No one seems to know how many people died in Puerto Rico due to Hurricane Maria, but journalists want to find out. That’s why in February, the island’s Center for Investigative Journalism (CPI) and CNN sued to access death certificates and databases held by the Puerto Rican Demographic Registry. They won their lawsuit early last week when a judge ruled that the death certificates can be made accessible and are not considered privileged information.
This is a good thing for transparency and accountability—except the government of Puerto Rico refuses to let that happen. Late Monday, the government filed a motion with the court trying to delay the release of the information. Luckily, the court said no, and is requiring the Demographic Registry to release the records by Tuesday—which was the original deadline for sharing the information with the organizations requesting them.
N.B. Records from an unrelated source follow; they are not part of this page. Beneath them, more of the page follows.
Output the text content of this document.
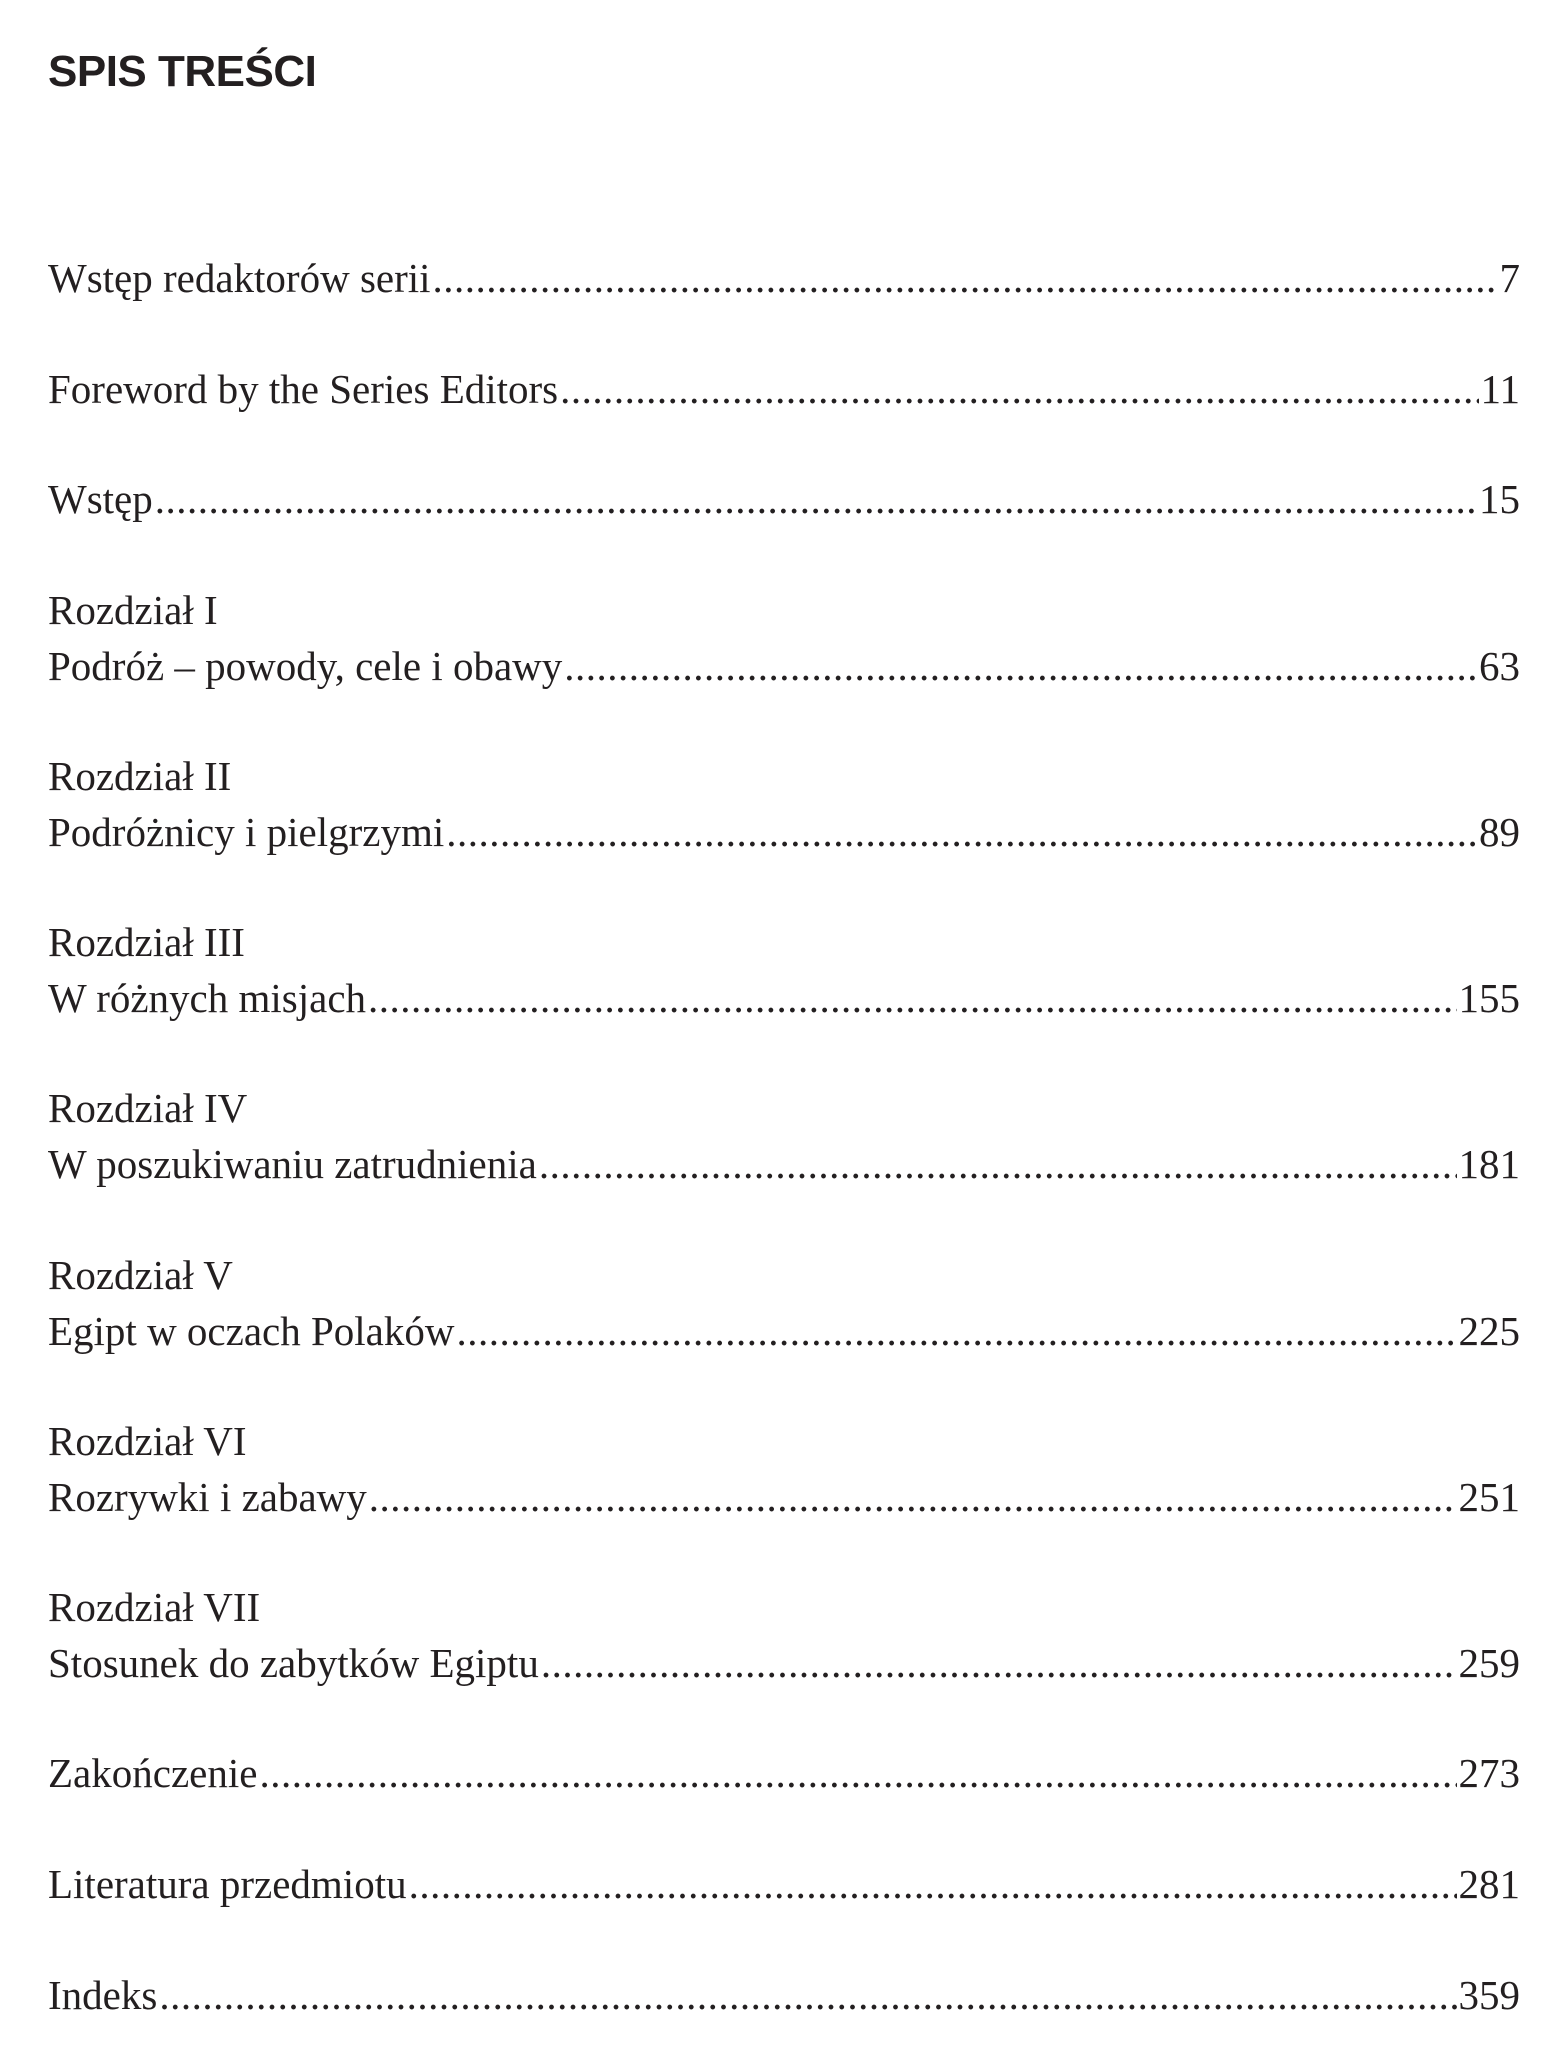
SPIS TREŚCI
Wstęp redaktorów serii .....	7
Foreword by the Series Editors .....	11
Wstęp .....	15
Rozdział I
Podróż – powody, cele i obawy .....	63
Rozdział II
Podróżnicy i pielgrzymi .....	89
Rozdział III
W różnych misjach .....	155
Rozdział IV
W poszukiwaniu zatrudnienia .....	181
Rozdział V
Egipt w oczach Polaków .....	225
Rozdział VI
Rozrywki i zabawy .....	251
Rozdział VII
Stosunek do zabytków Egiptu .....	259
Zakończenie .....	273
Literatura przedmiotu .....	281
Indeks .....	359
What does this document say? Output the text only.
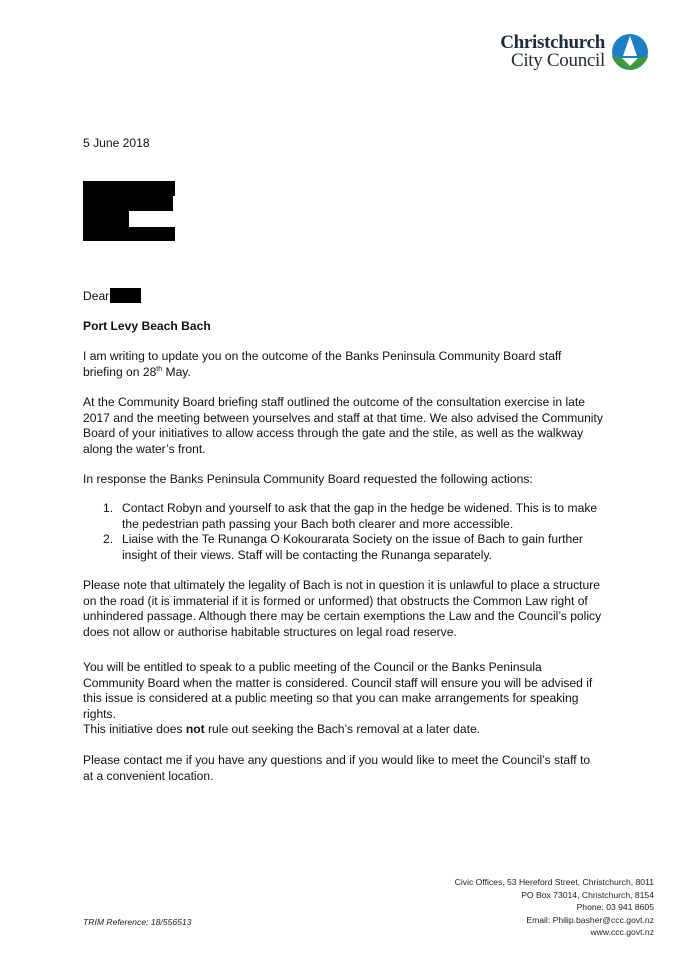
Christchurch
City Council
5 June 2018
Dear
Port Levy Beach Bach
I am writing to update you on the outcome of the Banks Peninsula Community Board staff briefing on 28th May.
At the Community Board briefing staff outlined the outcome of the consultation exercise in late 2017 and the meeting between yourselves and staff at that time. We also advised the Community Board of your initiatives to allow access through the gate and the stile, as well as the walkway along the water’s front.
In response the Banks Peninsula Community Board requested the following actions:
1. Contact Robyn and yourself to ask that the gap in the hedge be widened. This is to make the pedestrian path passing your Bach both clearer and more accessible.
2. Liaise with the Te Runanga O Kokourarata Society on the issue of Bach to gain further insight of their views. Staff will be contacting the Runanga separately.
Please note that ultimately the legality of Bach is not in question it is unlawful to place a structure on the road (it is immaterial if it is formed or unformed) that obstructs the Common Law right of unhindered passage. Although there may be certain exemptions the Law and the Council’s policy does not allow or authorise habitable structures on legal road reserve.
You will be entitled to speak to a public meeting of the Council or the Banks Peninsula Community Board when the matter is considered. Council staff will ensure you will be advised if this issue is considered at a public meeting so that you can make arrangements for speaking rights.
This initiative does not rule out seeking the Bach’s removal at a later date.
Please contact me if you have any questions and if you would like to meet the Council’s staff to at a convenient location.
TRIM Reference: 18/556513
Civic Offices, 53 Hereford Street, Christchurch, 8011
PO Box 73014, Christchurch, 8154
Phone: 03 941 8605
Email: Philip.basher@ccc.govt.nz
www.ccc.govt.nz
As the head of CPI told CNN, this action speaks volumes about the government’s credibility and failure to make information about Hurricane Maria accessible to the public.
“This new delay tactic (speaks) to the Rosselló government’s credibility,” said Carla Minet, executive director of CPI. “The government didn’t need seven days to hand in most of the information — and yet they haven’t delivered anything at this point, even when they publicly stated that they would comply with the court.”
“Transparency is a word they just don’t understand,” she added.
Undeterred by the delay tactics, CPI and CNN plan to file motions in court which oppose the request for a delay. The government has flip-flopped on this issue. Just last month, the governor was signing a very different tune. “Puerto Rico Gov. Ricardo Rosselló told CNN last month that there would be “hell to pay” if officials withheld records related to Hurricane Maria.” But now authorities are saying they need more time to process the records. CNN explains that this is due to supposed concerns about protecting confidential information.